I finished my coffee and hit the hotel bar.

Roast chicken supper - with courgettes and thyme.

The French butcher in Yoff-Virage probably does the best meat in town. It is claimed that the chickens are Bresse, imported and bred locally. At five quid a pop, even at local prices, I doubt it, but the yellow-ish tinge to their flesh is enough to convince me that they've been brought up well, and I take a largish one for a sunday roast.

Ingredients:
(Use your common sense and the art of zen for quantities here. I always cook too much chicken, so I can graze off the carcass for a couple of days)
1 chicken, a good one. Organic if possible. Spend some money on this and make the most of it. £2.99 supermarket chickens are vile, pumped with fat and water, raised in shitty conditions, full of chemicals, and tasteless.
Roasting potatoes - Desiree, or King Edwards. Maris Piper is a good all rounder.
A big courgette, or a couple of small ones.
Some carrots.
Garlic
A lemon
Butter (unsalted)
Olive oil
About half an inch of fresh ginger root
Fresh coriander chopped.
Fresh or dried thyme
Colman's mustard powder
A large pinch of flour
Salt and pepper
Some wine, or Marsala for the gravy.

Roasting the chicken:
Let the chicken come up to room temperature and stuff its cavity with half of the lemon and a few cloves of garlic. salt and pepper. Rub butter or olive oil all over the bird, massaging it into the skin. Roast in a hot oven for 30 minutes breast side down under tin-foil, then invert it and cook it uncovered for the remaining time (depending on the weight of your bird...). Baste occasionally with the juices.

The potatoes:
Peel the potatoes and cut into two-bite sized chunks. Parboil until the edges are softening, then drain and return to the hob to dry for a couple of seconds. Mix a level table spoon of mustard powder with the same amount of flour, a pinch of salt and pepper. Place the lid back on the pan and gently shake until the edges of the potatoes are bashed and coated with the flour-mustard mixture.

Heat some olive oil in a baking dish, and when it is very hot, empty the potatoes in, shaking to coat in the oil. Bake with the chicken for 50mins to an hour, shaking the pan and turn the spuds occasionally. (If you have goose or duck fat, or perhaps beef dripping, this makes an even better alternative to olive oil).

The carrots:
Slice the carrots julienne style, and press the ginger through a garlic crush.
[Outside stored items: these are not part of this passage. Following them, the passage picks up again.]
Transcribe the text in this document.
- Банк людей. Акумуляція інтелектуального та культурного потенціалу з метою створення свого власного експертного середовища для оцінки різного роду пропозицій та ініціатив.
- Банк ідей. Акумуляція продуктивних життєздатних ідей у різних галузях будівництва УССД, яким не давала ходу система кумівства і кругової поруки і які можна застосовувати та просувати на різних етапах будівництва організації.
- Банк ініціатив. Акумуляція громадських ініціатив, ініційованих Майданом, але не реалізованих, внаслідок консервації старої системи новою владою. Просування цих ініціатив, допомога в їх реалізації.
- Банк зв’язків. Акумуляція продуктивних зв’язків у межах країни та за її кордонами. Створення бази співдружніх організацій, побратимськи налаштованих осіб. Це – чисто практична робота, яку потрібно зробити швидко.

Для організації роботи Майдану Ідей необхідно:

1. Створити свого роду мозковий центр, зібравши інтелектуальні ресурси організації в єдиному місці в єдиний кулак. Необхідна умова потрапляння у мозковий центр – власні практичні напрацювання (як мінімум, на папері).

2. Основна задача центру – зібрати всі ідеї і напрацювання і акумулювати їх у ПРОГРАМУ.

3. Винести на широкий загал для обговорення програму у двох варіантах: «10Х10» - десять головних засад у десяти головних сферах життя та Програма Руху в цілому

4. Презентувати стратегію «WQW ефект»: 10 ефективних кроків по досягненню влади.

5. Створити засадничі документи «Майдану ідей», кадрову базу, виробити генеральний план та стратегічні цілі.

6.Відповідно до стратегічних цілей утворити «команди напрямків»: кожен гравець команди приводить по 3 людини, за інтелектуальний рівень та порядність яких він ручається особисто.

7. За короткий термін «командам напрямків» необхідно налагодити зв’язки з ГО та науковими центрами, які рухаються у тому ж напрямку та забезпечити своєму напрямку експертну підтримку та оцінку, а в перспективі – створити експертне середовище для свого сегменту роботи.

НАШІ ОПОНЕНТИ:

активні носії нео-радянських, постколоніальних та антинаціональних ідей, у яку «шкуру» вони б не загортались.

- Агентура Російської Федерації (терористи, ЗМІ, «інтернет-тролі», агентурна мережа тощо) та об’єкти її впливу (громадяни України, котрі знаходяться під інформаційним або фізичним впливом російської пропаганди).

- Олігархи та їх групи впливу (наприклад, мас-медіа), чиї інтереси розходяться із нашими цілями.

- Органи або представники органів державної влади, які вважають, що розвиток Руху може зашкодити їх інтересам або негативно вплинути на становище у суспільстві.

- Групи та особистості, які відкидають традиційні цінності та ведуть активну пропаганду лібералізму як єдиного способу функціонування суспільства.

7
Stir fry the ginger and carrots in olive oil for a couple of minutes before adding the chopped coriander and stir-frying a minute or two more. The carrots should still have some bite, and the colours of the coriander and carrots should still be bright.

Courgettes:
Dice the courgettes into cubes no larger than 1cm. Press the garlic. If using fresh thyme, strip the leaves from the branch and chop finely. With dried thyme, follow the same approach beach give the dried leave a good grinding in a pestle and mortar. Stir-fry the courgettes and garlic in olive oil for a few minutes until the courgette is softening and then add the thyme for a couple more minutes.

Gravy:
When the chicken is done, remove it from the roasting dish and leave it to rest for a few minutes. Place the roasting dish over a medium to high hob, and add a generous glug of red or white wine, marsala, cider... whatever you have. Heat until it starts to bubble a little, and use a flat whisk to bring the booze and the juices together. After reducing to your desired consistency, skim off any excess fat, and pass the gravy through a sieve before serving hot. Do not use flour or gravy browning. If I find out that this has been going on I will come round your house and give you a stinging slap on the back of the legs.